Stephens leaves having reached her second Grand Slam quarterfinal, and she has made the fourth round or better at the last three majors. Her spring slump is, for the moment, a thing of the past. Still, she was disappointed in her play today.

“I think my serve really just let me down in the second set,” Stephens said with a shrug. But she’s not complaining about a quarterfinal run at Wimbledon.

“I’m playing well," she said. "A lot of people didn’t make the quarterfinals of Wimbledon this year. I never thought, like, oh, I wasn’t playing good.”

Sloane said she realizes that she likes grass, and that she thinks she learned from this tournament about how to handle, or how not to handle, the stop-and-start rhythm that comes with rain delays. Other than that, she said that she was “moving forward” and “going to work hard,” and that she would “keep going” and “keep working” and “have fun” and “compete hard” and “move on.” A sort of blank look comes across Stephens’ face at these stages of a press conference. She’s over the questions about her future, and when she loses she wants to get the answers over with, too. Sloane didn't say so, but this must have been a particularly tough loss, considering that Bartoli will go on to play Kirsten Flipkens for a chance at the Wimbledon final, a final that won't feature Serena Williams. As you can see from the photo above, Stephens showed her fiery side on Tuesday.

One more question before we go: Can we start calling Sloane a big-stage player after this tournament, someone who brings her best when it matters most? Going strictly by her record this season, the answer is yes. In 2013, Stephens’ is 12-3 at the majors; her record everywhere else is 11-10. It’s hard to remember now, but two months ago she appeared to hit rock bottom when she lost 6-2, 6-0 to Bethanie Mattek-Sands in the first round at Charleston. So the simple fact that she can say, “I’m playing well,” after this tournament is progress.

On the other hand, Stephens didn’t beat a seed at this event or in her fourth-round run in Paris, and she was the beneficiary of a final-set collapse by Petra Cetkovska in the third round here. Sloane was seeded 17th at both the French Open and Wimbledon; in a 16-seed system, there’s a good chance she wouldn’t have made it as far at either tournament. Stephens won three of her four matches at Wimbledon in three sets, and she was in danger of losing them all. That shows she can win the close ones, and that she can win without her best; but it also shows that she was up-and-down all tournament. There was no knockout, here’s-what-I-can-do type of performance among those wins.

Still, Sloane is unquestionably in a better place than when she left the U.S. after her bottoming-out loss to Mattek-Sands.
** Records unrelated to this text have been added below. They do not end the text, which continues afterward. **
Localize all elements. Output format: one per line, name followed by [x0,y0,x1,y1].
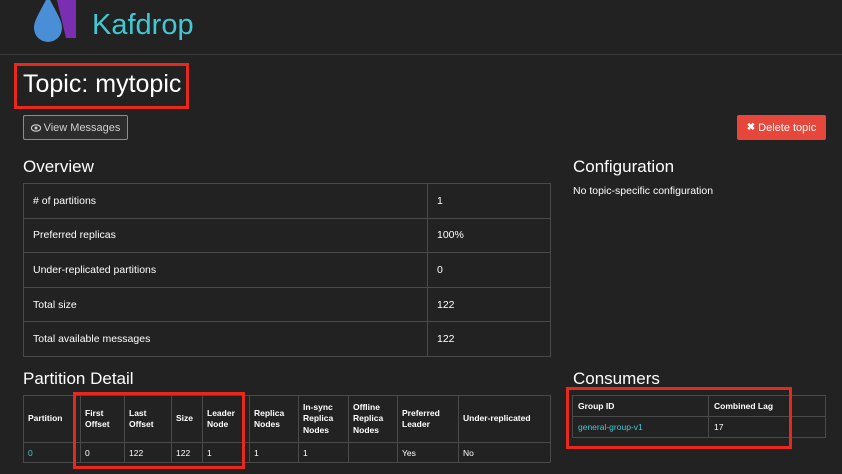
configuration-title: Configuration [573,157,675,176]
overview-value: 100% [427,217,551,254]
col-offline-replica-nodes: Offline Replica Nodes [348,395,398,443]
preferred-leader-cell: Yes [397,442,459,463]
replica-nodes-cell: 1 [249,442,299,463]
overview-value: 122 [427,286,551,323]
delete-topic-button[interactable]: ✖ Delete topic [737,115,826,140]
table-row: Total available messages 122 [23,321,551,357]
brand-name[interactable]: Kafdrop [92,11,194,40]
overview-value: 0 [427,252,551,288]
overview-key: Total available messages [23,321,428,357]
highlight-box-consumers [566,387,792,449]
kafdrop-logo-icon[interactable] [26,0,78,44]
overview-key: Total size [23,286,428,323]
insync-nodes-cell: 1 [298,442,349,463]
partition-detail-title: Partition Detail [23,369,134,388]
col-under-replicated: Under-replicated [458,395,551,443]
table-row: Total size 122 [23,286,551,323]
partition-id-link[interactable]: 0 [23,442,81,463]
col-insync-replica-nodes: In-sync Replica Nodes [298,395,349,443]
overview-table: # of partitions 1 Preferred replicas 100… [23,183,551,357]
configuration-text: No topic-specific configuration [573,185,714,197]
view-messages-button[interactable]: View Messages [23,115,128,140]
table-row: Under-replicated partitions 0 [23,252,551,288]
offline-nodes-cell [348,442,398,463]
under-replicated-cell: No [458,442,551,463]
eye-icon [30,123,41,132]
x-icon: ✖ [746,122,756,133]
overview-value: 122 [427,321,551,357]
delete-topic-label: Delete topic [758,121,817,134]
table-row: # of partitions 1 [23,183,551,219]
overview-value: 1 [427,183,551,219]
highlight-box-offsets [73,392,245,469]
consumers-title: Consumers [573,369,660,388]
overview-title: Overview [23,157,94,176]
highlight-box-title [14,63,189,109]
app-header: Kafdrop [0,0,842,55]
table-row: Preferred replicas 100% [23,217,551,254]
col-preferred-leader: Preferred Leader [397,395,459,443]
col-replica-nodes: Replica Nodes [249,395,299,443]
overview-key: # of partitions [23,183,428,219]
view-messages-label: View Messages [43,121,121,134]
overview-key: Under-replicated partitions [23,252,428,288]
overview-key: Preferred replicas [23,217,428,254]
col-partition: Partition [23,395,81,443]
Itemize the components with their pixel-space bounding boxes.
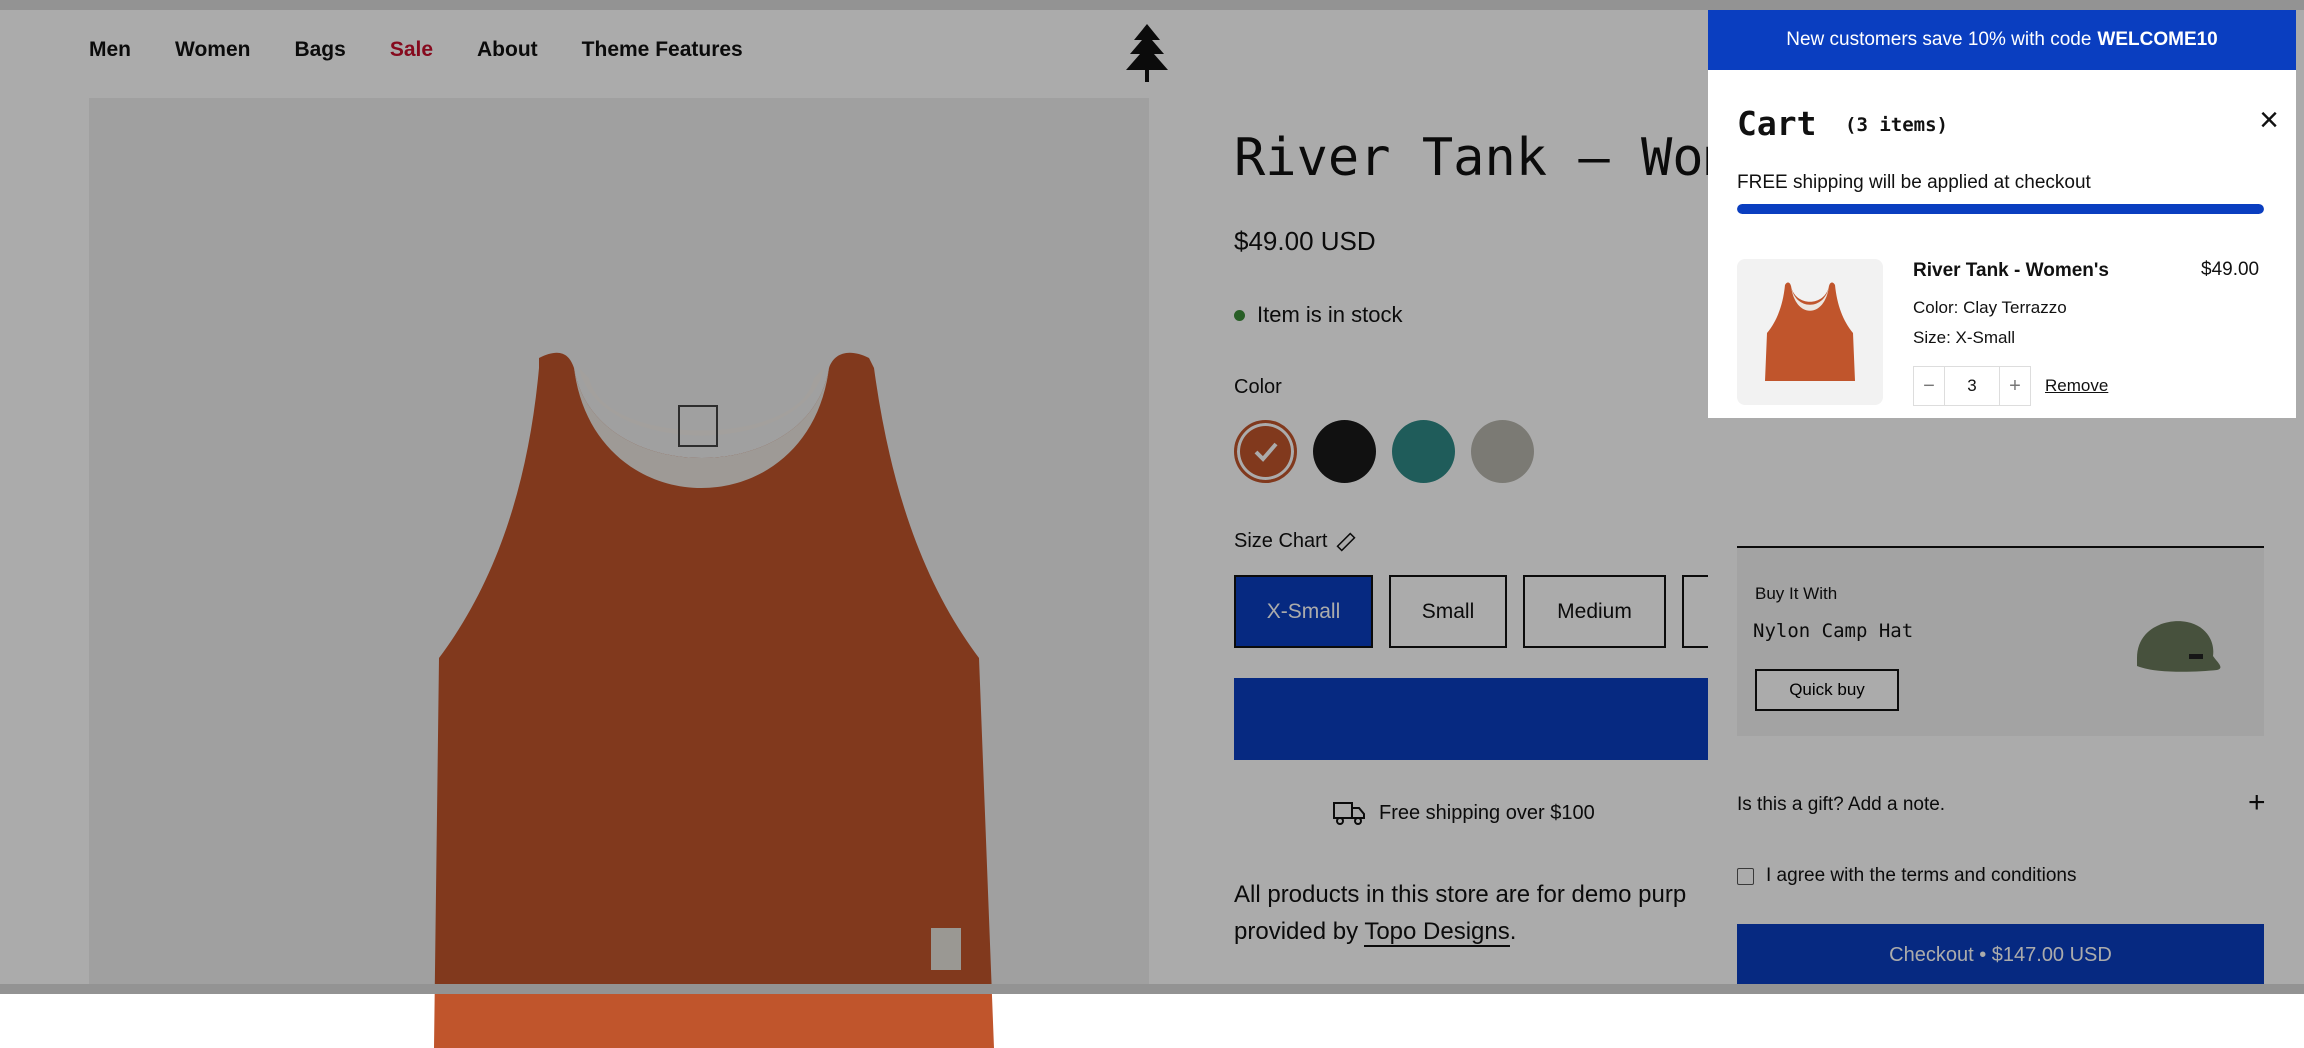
promo-text: New customers save 10% with code <box>1786 29 2092 50</box>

Now she has to go back and face the expectations at home again this summer, the same ones that derailed her after her triumphant return from the Australian Open.

Not surprisingly, Sloane says she’s, “Just going to go out and have fun and compete hard” back in the U.S. this summer. But she also knows what she's in for.

“It definitely tough in the States,” she said. “It’s much tougher than it is in Europe. Not that they don't care about me here, but it's low-key here. It’s definitely going to be tough going back.”

How will Sloane cope? She says she may take a page from her (even younger) British counterpart, Laura Robson.

“Maybe I’ll talk to Laura," Stephens said, with one of her few laughs of the day, "and see how she feels about playing here.”